PsicoMundo Argentina - Canal informativo

La sombra del 30 de diciembre

Patricia Ramos y Silvia Fernández de Nieva (x)
Enero 2005

Pasó acá. Tan cerca. Tan cerca de la casa, del lugar de trabajo. Tan cerca de los amigos, tan cerca de sus hijos. Tan cerca de los amigos de sus hijos, tan cerca que fueron los propios hijos los que murieron. La muerte de los hijos. Eso que no tiene nombre. En serio.

Fue en un boliche como tantos, atestado de chiquilines que desconocían los peligros que corrían, tampoco pudieron imaginar siquiera el peligro mortal que acechaba desde el inflamable techo construido con codicia empresarial, a sus bebés.

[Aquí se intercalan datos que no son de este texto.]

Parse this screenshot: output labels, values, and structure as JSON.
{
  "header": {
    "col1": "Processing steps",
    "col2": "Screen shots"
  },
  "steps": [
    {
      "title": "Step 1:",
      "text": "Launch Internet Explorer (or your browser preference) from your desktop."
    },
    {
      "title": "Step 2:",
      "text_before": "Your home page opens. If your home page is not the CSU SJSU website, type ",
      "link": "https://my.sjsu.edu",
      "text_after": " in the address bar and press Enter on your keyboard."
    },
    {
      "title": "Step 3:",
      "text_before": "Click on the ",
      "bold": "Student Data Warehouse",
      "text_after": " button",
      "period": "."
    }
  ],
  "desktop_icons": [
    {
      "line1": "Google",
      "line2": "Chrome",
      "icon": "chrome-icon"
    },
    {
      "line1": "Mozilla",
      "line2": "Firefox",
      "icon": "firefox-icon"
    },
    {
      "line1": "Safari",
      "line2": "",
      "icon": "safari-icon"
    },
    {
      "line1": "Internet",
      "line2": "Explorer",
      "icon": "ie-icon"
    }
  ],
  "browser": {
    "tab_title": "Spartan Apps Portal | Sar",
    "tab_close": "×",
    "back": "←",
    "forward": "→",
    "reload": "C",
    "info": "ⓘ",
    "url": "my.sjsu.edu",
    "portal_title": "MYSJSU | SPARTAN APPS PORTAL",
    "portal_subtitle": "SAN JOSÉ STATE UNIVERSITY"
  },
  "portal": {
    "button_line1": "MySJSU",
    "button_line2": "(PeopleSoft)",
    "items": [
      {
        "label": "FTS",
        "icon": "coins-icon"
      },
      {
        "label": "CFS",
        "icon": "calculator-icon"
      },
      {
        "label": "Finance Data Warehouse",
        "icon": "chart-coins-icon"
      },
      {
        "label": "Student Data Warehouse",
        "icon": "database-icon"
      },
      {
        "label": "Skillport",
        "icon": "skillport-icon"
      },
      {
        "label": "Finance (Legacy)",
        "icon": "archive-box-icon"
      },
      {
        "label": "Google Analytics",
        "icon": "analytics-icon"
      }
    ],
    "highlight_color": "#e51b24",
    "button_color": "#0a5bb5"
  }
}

Fue en un boliche de once. Aunque fueron pibes, mocosos, también de las zonas nortes. Porque el rock & roll, no tiene barrios.

Fue tan, pero tan cerca, que fue en el centro de nuestro hospital, sede sanitaria de la catástrofe donde se desencadenó la segunda tragedia. Se transformó en el segundo dentro de la desesperación y de la muerte, pero también de la asistencia, la vida y el mayor compromiso ético y profesional que puedan imaginar.

En la zona de República de Cromañón no hubo triage, es decir ese procedimiento que se desarrolla en el lugar del hecho y consiste en la dificilísima pero imprescindible tarea de clasificar los vivos y los muertos. Separarlos. También incluye determinar el estado de gravedad de un paciente y en una emergencia, en donde sabemos que lo que no hay es tiempo, decidir la durísima decisión de a quién se va a atender y a quién no.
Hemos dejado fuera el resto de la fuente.